Being a beginner I honestly didn't even think about it. I will right now! Thanks.

It's easy even for the pros to forget!

I don't change the camera's time anymore. I used to, but I forgot often, and screwed changes so much that I keep it at my local non-daylight saving time and update when I am sure I won't mix things: i.e. when importing in Lightroom, as a systematic part of my process.

Do you ever shoot with multiple cameras?

Yes and in that case, they're often not mine, so I just take a reference picture of a clock (with seconds displayed) with all of them and adjust after the fact when importing in Lightroom.

*

Interesting idea!

Seems a little nit picky, Bob.

"For most purposes, UTC is considered interchangeable with Greenwich Mean Time (GMT), but GMT is no longer precisely defined by the scientific community." - the internet.

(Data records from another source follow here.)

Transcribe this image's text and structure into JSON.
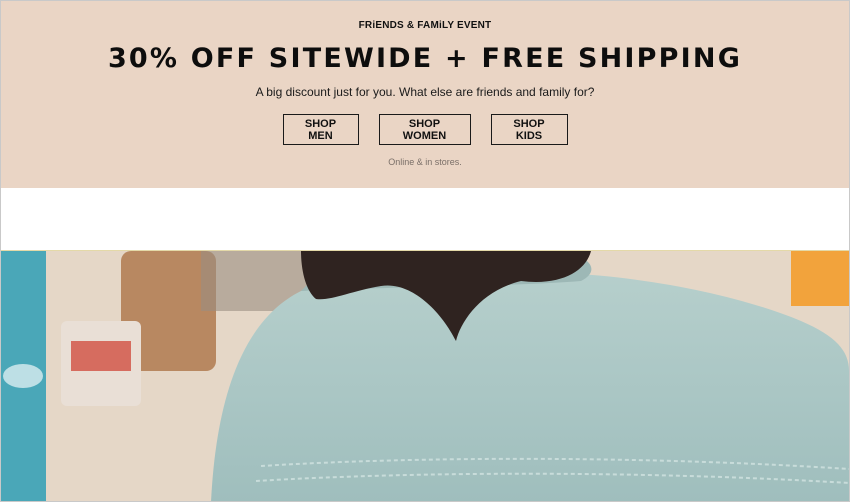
{
  "promo": {
    "eyebrow": "FRiENDS & FAMiLY EVENT",
    "headline": "30% OFF SITEWIDE + FREE SHIPPING",
    "subtext": "A big discount just for you. What else are friends and family for?",
    "buttons": [
      {
        "label": "SHOP MEN"
      },
      {
        "label": "SHOP WOMEN"
      },
      {
        "label": "SHOP KIDS"
      }
    ],
    "note": "Online & in stores."
  },
  "hero": {
    "image": "person-in-denim-jacket-back-view"
  },
  "colors": {
    "promo_background": "#ead5c5",
    "text": "#111111",
    "denim": "#a9c6c4"
  }
}
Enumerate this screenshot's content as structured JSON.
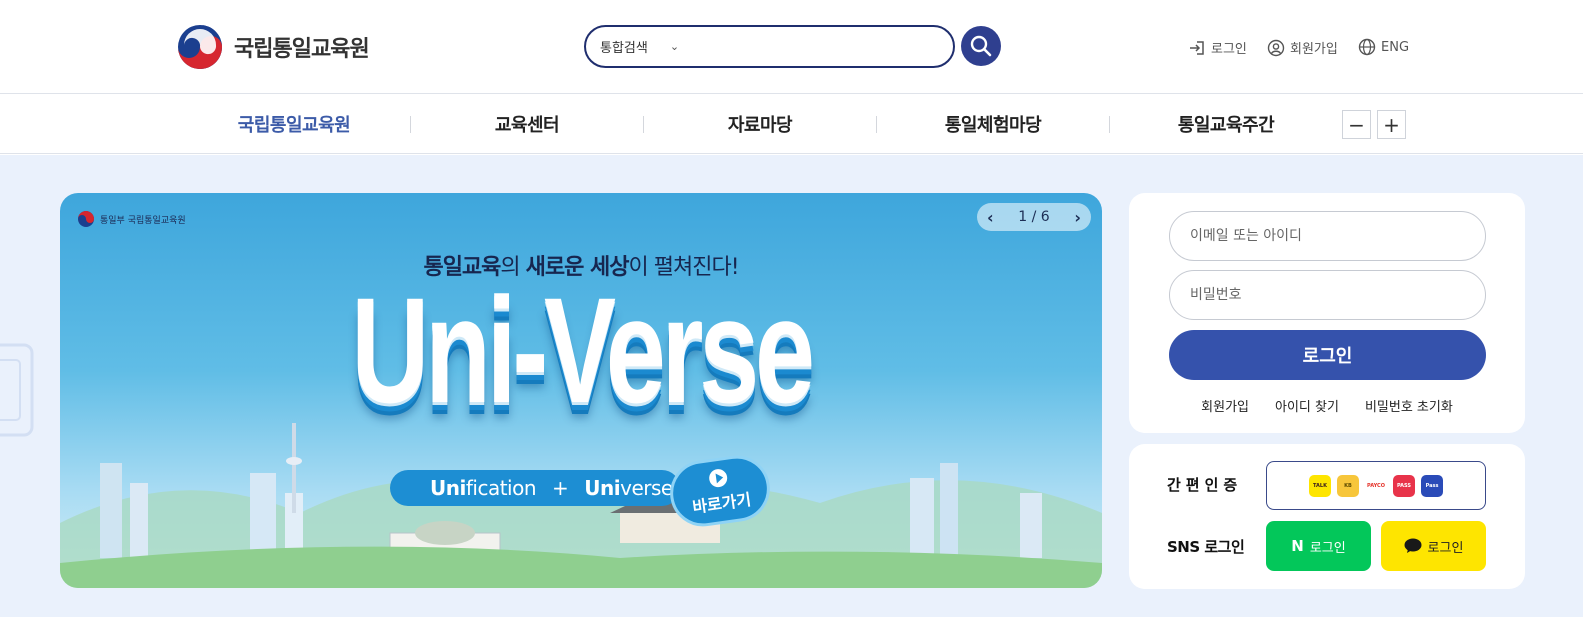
{
  "header": {
    "logo_text": "국립통일교육원",
    "search": {
      "category": "통합검색",
      "placeholder": ""
    },
    "utils": [
      {
        "icon": "login-icon",
        "label": "로그인"
      },
      {
        "icon": "user-circle-icon",
        "label": "회원가입"
      },
      {
        "icon": "globe-icon",
        "label": "ENG"
      }
    ]
  },
  "gnb": {
    "items": [
      {
        "label": "국립통일교육원",
        "active": true
      },
      {
        "label": "교육센터",
        "active": false
      },
      {
        "label": "자료마당",
        "active": false
      },
      {
        "label": "통일체험마당",
        "active": false
      },
      {
        "label": "통일교육주간",
        "active": false
      }
    ],
    "zoom_out": "−",
    "zoom_in": "+"
  },
  "banner": {
    "brand": "통일부 국립통일교육원",
    "pager": "1 / 6",
    "subtitle_strong1": "통일교육",
    "subtitle_mid1": "의 ",
    "subtitle_strong2": "새로운 세상",
    "subtitle_mid2": "이 펼쳐진다!",
    "title": "Uni-Verse",
    "pill_a_strong": "Uni",
    "pill_a_rest": "fication",
    "pill_plus": "+",
    "pill_b_strong": "Uni",
    "pill_b_rest": "verse",
    "go_label": "바로가기"
  },
  "login": {
    "id_placeholder": "이메일 또는 아이디",
    "pw_placeholder": "비밀번호",
    "submit": "로그인",
    "links": [
      "회원가입",
      "아이디 찾기",
      "비밀번호 초기화"
    ]
  },
  "cert": {
    "label": "간편인증",
    "providers": [
      "TALK",
      "KB",
      "PAYCO",
      "PASS",
      "Pass"
    ]
  },
  "sns": {
    "label": "SNS 로그인",
    "naver_label": "로그인",
    "kakao_label": "로그인"
  },
  "colors": {
    "primary": "#3552ac",
    "gnb_active": "#3c5ba8",
    "search_border": "#1f2e6e",
    "naver": "#03c75a",
    "kakao": "#fee500",
    "main_bg": "#eaf1fc"
  }
}
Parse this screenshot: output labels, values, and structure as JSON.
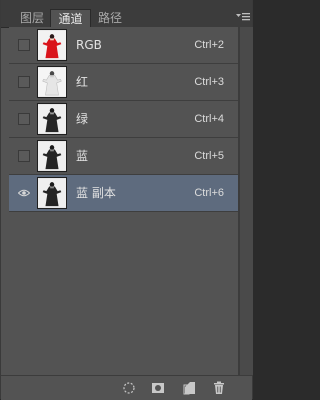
{
  "tabs": [
    {
      "label": "图层",
      "active": false
    },
    {
      "label": "通道",
      "active": true
    },
    {
      "label": "路径",
      "active": false
    }
  ],
  "channels": [
    {
      "label": "RGB",
      "shortcut": "Ctrl+2",
      "visible": false,
      "selected": false,
      "thumb": "color"
    },
    {
      "label": "红",
      "shortcut": "Ctrl+3",
      "visible": false,
      "selected": false,
      "thumb": "light"
    },
    {
      "label": "绿",
      "shortcut": "Ctrl+4",
      "visible": false,
      "selected": false,
      "thumb": "dark"
    },
    {
      "label": "蓝",
      "shortcut": "Ctrl+5",
      "visible": false,
      "selected": false,
      "thumb": "dark"
    },
    {
      "label": "蓝 副本",
      "shortcut": "Ctrl+6",
      "visible": true,
      "selected": true,
      "thumb": "dark"
    }
  ],
  "footer_icons": [
    "load-selection-icon",
    "save-selection-icon",
    "new-channel-icon",
    "delete-channel-icon"
  ],
  "colors": {
    "panel_bg": "#535353",
    "selected_row": "#5e6b7e",
    "accent_red": "#d9141b"
  }
}
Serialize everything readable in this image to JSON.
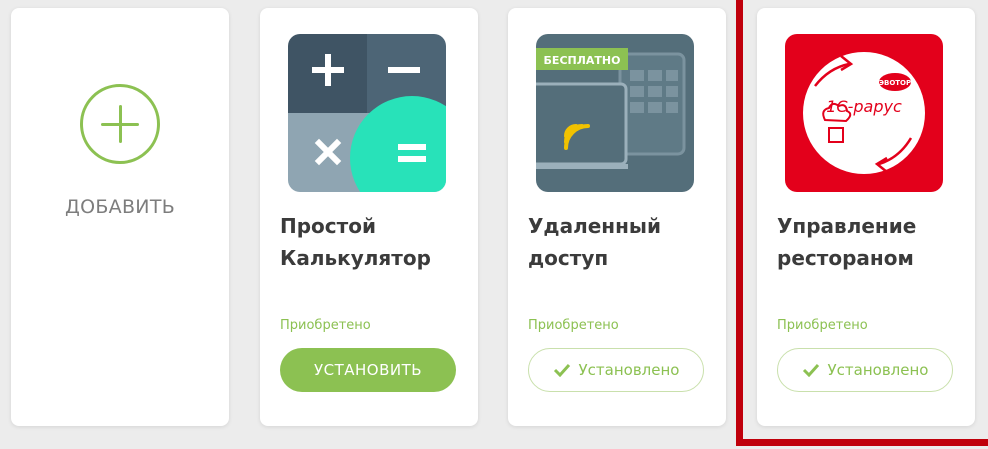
{
  "add_card": {
    "label": "ДОБАВИТЬ"
  },
  "apps": [
    {
      "title_line1": "Простой",
      "title_line2": "Калькулятор",
      "status": "Приобретено",
      "action_label": "УСТАНОВИТЬ",
      "installed": false
    },
    {
      "title_line1": "Удаленный",
      "title_line2": "доступ",
      "status": "Приобретено",
      "action_label": "Установлено",
      "installed": true,
      "badge": "БЕСПЛАТНО"
    },
    {
      "title_line1": "Управление",
      "title_line2": "рестораном",
      "status": "Приобретено",
      "action_label": "Установлено",
      "installed": true,
      "logo_text": "1С-рарус",
      "logo_badge": "ЭВОТОР"
    }
  ],
  "colors": {
    "accent_green": "#8cc152",
    "highlight_red": "#c0000b",
    "calc_dark": "#3f5464",
    "calc_mint": "#28e2b9",
    "remote_slate": "#546e7a",
    "rest_red": "#e3001b"
  },
  "icons": [
    "plus-icon",
    "calculator-icon",
    "remote-access-icon",
    "restaurant-logo-icon",
    "check-icon"
  ]
}
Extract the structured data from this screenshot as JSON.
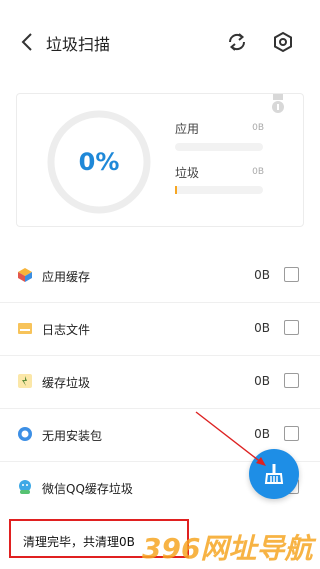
{
  "header": {
    "title": "垃圾扫描",
    "back_icon": "back-arrow-icon",
    "refresh_icon": "refresh-icon",
    "settings_icon": "settings-hexagon-icon"
  },
  "summary": {
    "percent": "0%",
    "progress_fraction": 0,
    "apps_label": "应用",
    "apps_value": "0B",
    "junk_label": "垃圾",
    "junk_value": "0B",
    "accent_color": "#1e88d8",
    "bar_color": "#f6a623"
  },
  "items": [
    {
      "label": "应用缓存",
      "size": "0B",
      "icon": "app-cache-icon"
    },
    {
      "label": "日志文件",
      "size": "0B",
      "icon": "log-file-icon"
    },
    {
      "label": "缓存垃圾",
      "size": "0B",
      "icon": "cache-junk-icon"
    },
    {
      "label": "无用安装包",
      "size": "0B",
      "icon": "apk-package-icon"
    },
    {
      "label": "微信QQ缓存垃圾",
      "size": "",
      "icon": "wechat-qq-icon"
    }
  ],
  "fab": {
    "icon": "broom-clean-icon",
    "color": "#1e8ee6"
  },
  "toast": {
    "text": "清理完毕，共清理0B"
  },
  "watermark": {
    "text": "396网址导航"
  }
}
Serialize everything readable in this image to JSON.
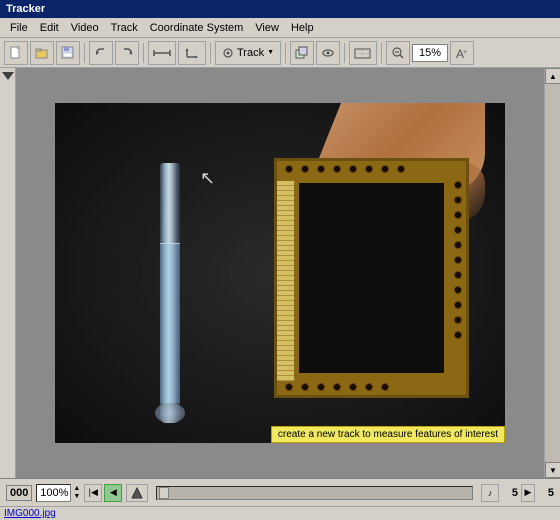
{
  "window": {
    "title": "Tracker"
  },
  "menubar": {
    "items": [
      "File",
      "Edit",
      "Video",
      "Track",
      "Coordinate System",
      "View",
      "Help"
    ]
  },
  "toolbar": {
    "track_label": "Track",
    "zoom_value": "15%",
    "buttons": [
      "new",
      "open",
      "save",
      "undo",
      "redo",
      "calibration",
      "axes",
      "track",
      "clone",
      "visibility",
      "coords",
      "zoom_out",
      "zoom_in"
    ]
  },
  "video": {
    "status_text": "create a new track to measure features of interest"
  },
  "playback": {
    "frame_number": "000",
    "percentage": "100%",
    "frame_count_left": "5",
    "frame_count_right": "5"
  },
  "statusbar": {
    "filename": "IMG000.jpg"
  },
  "icons": {
    "play": "▶",
    "rewind": "◀",
    "step_back": "◀",
    "step_fwd": "▶",
    "loop": "↺",
    "speaker": "♪",
    "scroll_up": "▲",
    "scroll_down": "▼",
    "arrow_cursor": "↖"
  }
}
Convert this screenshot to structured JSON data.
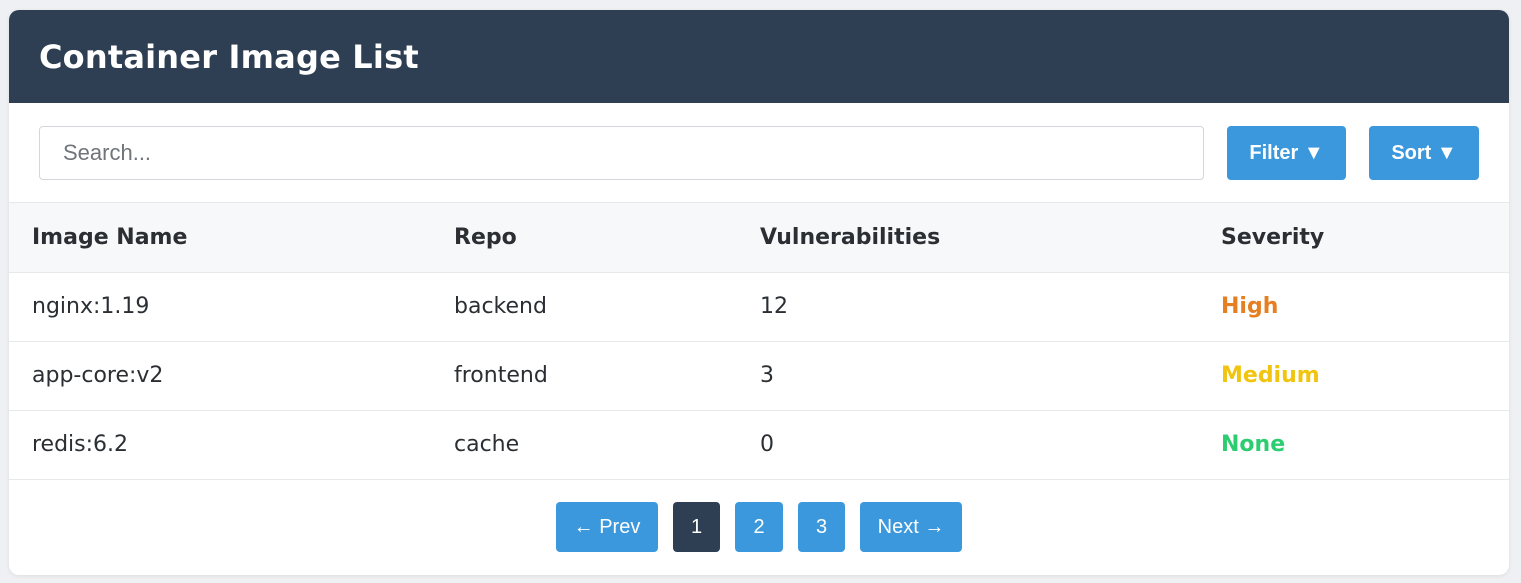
{
  "header": {
    "title": "Container Image List"
  },
  "toolbar": {
    "search_placeholder": "Search...",
    "filter_label": "Filter ▼",
    "sort_label": "Sort ▼"
  },
  "table": {
    "columns": [
      "Image Name",
      "Repo",
      "Vulnerabilities",
      "Severity"
    ],
    "rows": [
      {
        "image": "nginx:1.19",
        "repo": "backend",
        "vulns": "12",
        "severity": "High",
        "severity_color": "#e67e22"
      },
      {
        "image": "app-core:v2",
        "repo": "frontend",
        "vulns": "3",
        "severity": "Medium",
        "severity_color": "#f1c40f"
      },
      {
        "image": "redis:6.2",
        "repo": "cache",
        "vulns": "0",
        "severity": "None",
        "severity_color": "#2ecc71"
      }
    ]
  },
  "pagination": {
    "prev_label": "← Prev",
    "pages": [
      "1",
      "2",
      "3"
    ],
    "current_page": "1",
    "next_label": "Next →"
  },
  "colors": {
    "header_bg": "#2e3e53",
    "accent": "#3b98dc",
    "active_page": "#2e3e53"
  }
}
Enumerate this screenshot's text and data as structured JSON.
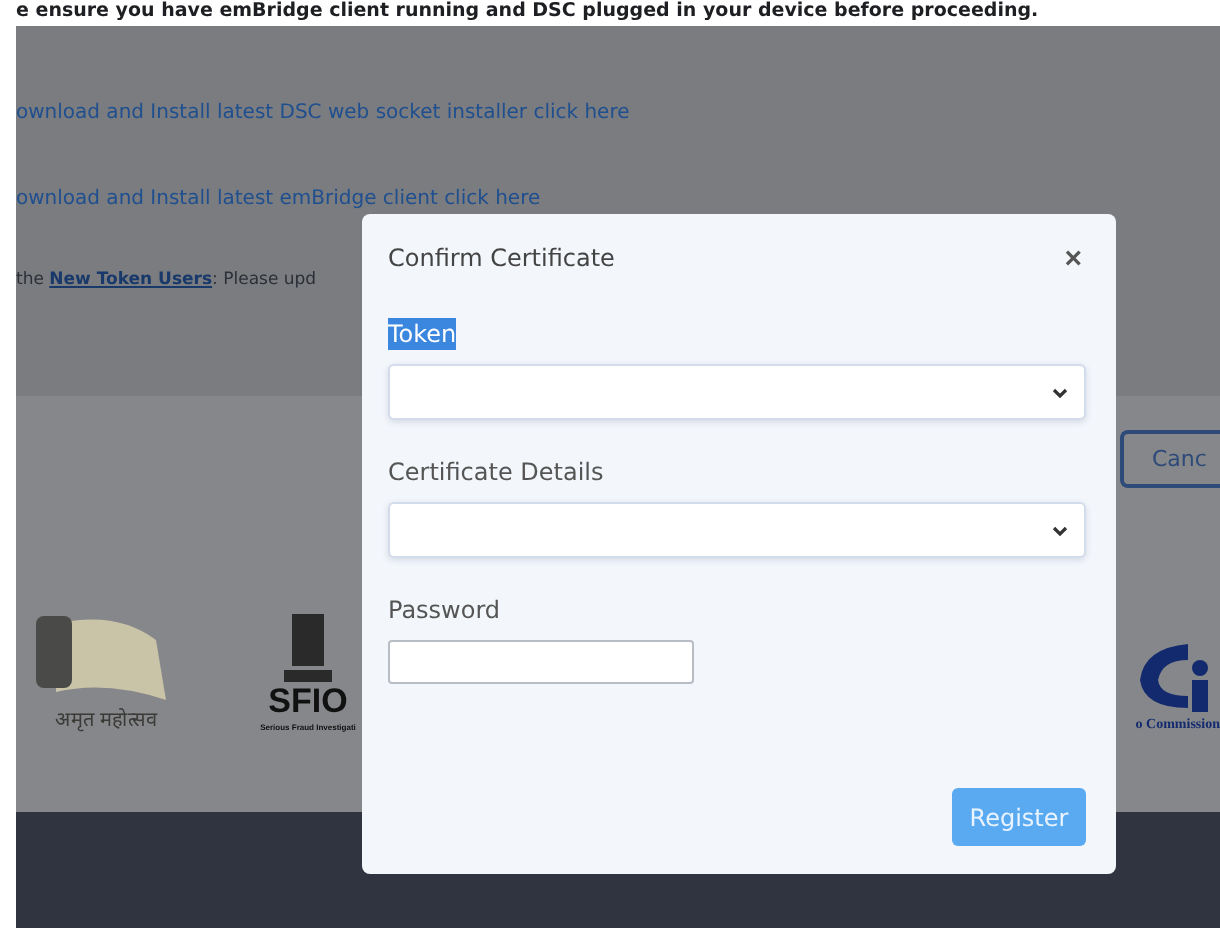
{
  "page": {
    "notice": "e ensure you have emBridge client running and DSC plugged in your device before proceeding.",
    "links": [
      "ownload and Install latest DSC web socket installer click here",
      "ownload and Install latest emBridge client click here"
    ],
    "token_note": {
      "prefix": "the ",
      "link": "New Token Users",
      "rest": ": Please upd"
    },
    "cancel_button": "Canc",
    "logos": [
      {
        "kind": "amrit",
        "caption": "अमृत महोत्सव"
      },
      {
        "kind": "sfio",
        "title": "SFIO",
        "caption": "Serious Fraud Investigati"
      },
      {
        "kind": "commission",
        "caption": "o Commission"
      }
    ]
  },
  "dialog": {
    "title": "Confirm Certificate",
    "close": "×",
    "fields": [
      {
        "kind": "select",
        "label": "Token",
        "highlighted": true
      },
      {
        "kind": "select",
        "label": "Certificate Details",
        "highlighted": false
      },
      {
        "kind": "password",
        "label": "Password",
        "highlighted": false
      }
    ],
    "button": "Register"
  }
}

I think it's close enough.

Seemed like you were trolling with the Julian dates comment, which has nothing to do with GMT/UTC.

If we were talking about atomic accuracy or synchronizing clocks for space exploration, or something else where being accurate to the second, or more, was essential, then sure, it would've been worth bringing up. But GMT is still thrown around and interchangeable with UTC for "most purposes," which is good enough to set your camera's clock by.

GMT is a time zone that's still used. It's UTC + 0. Same thing.

Like I said, nit picky.

You do have a history of trolling, so it wasn't an unreasonable assumption. Sorry Bob.

What is UTC?

:) heheh!

I'm saying that for all intents and purposes, conversationally, outside of the IT world in which I make a living, GMT/UTC are interchangeable. Put another way, GMT and UTC + 0 are sufficiently close enough that I'm not worried about referring to the time zone setting on my camera using an outdated, but romantic, name.

As for the inclusion of the date, if it were 2200hrs on 11/08/2017 locally, it would make little sense for me to set the clock on my cameras to 0400hrs on 11/08/2017.

I couldn't tell you how my cameras store time, although they likely use seconds since the epoch. Fortunately for end-users, UI designers long ago decided it was simply easier to allow the user to set the date and time...usually independently of each other...using local conventions such as hh:mm and mm/dd/ccyy and allow for the software to handle the conversation to and from the stored format.

Ignoring your question and responding to your initial remark was my answer to your question.

Same as I do, except I leave it to my own main time zone. I had a mess one time by traveling through the US back and forth from W to E to W trying to change time zones in real time and of course I screwed things up bad on that cause I forgot to do it and did it anyway when I saw I forgot. So I don't change it anymore.

Could be worth noting that GMT switched from British Summertime/Daylight Savings at a separate time to certain regions. I'm sure you've thought about that, and to be honest I could just be missing the point a bit. Nonetheless this article is relevant in the US now but would have been two weeks late in Britain. For two weeks there was only a 4hr difference between London and New York.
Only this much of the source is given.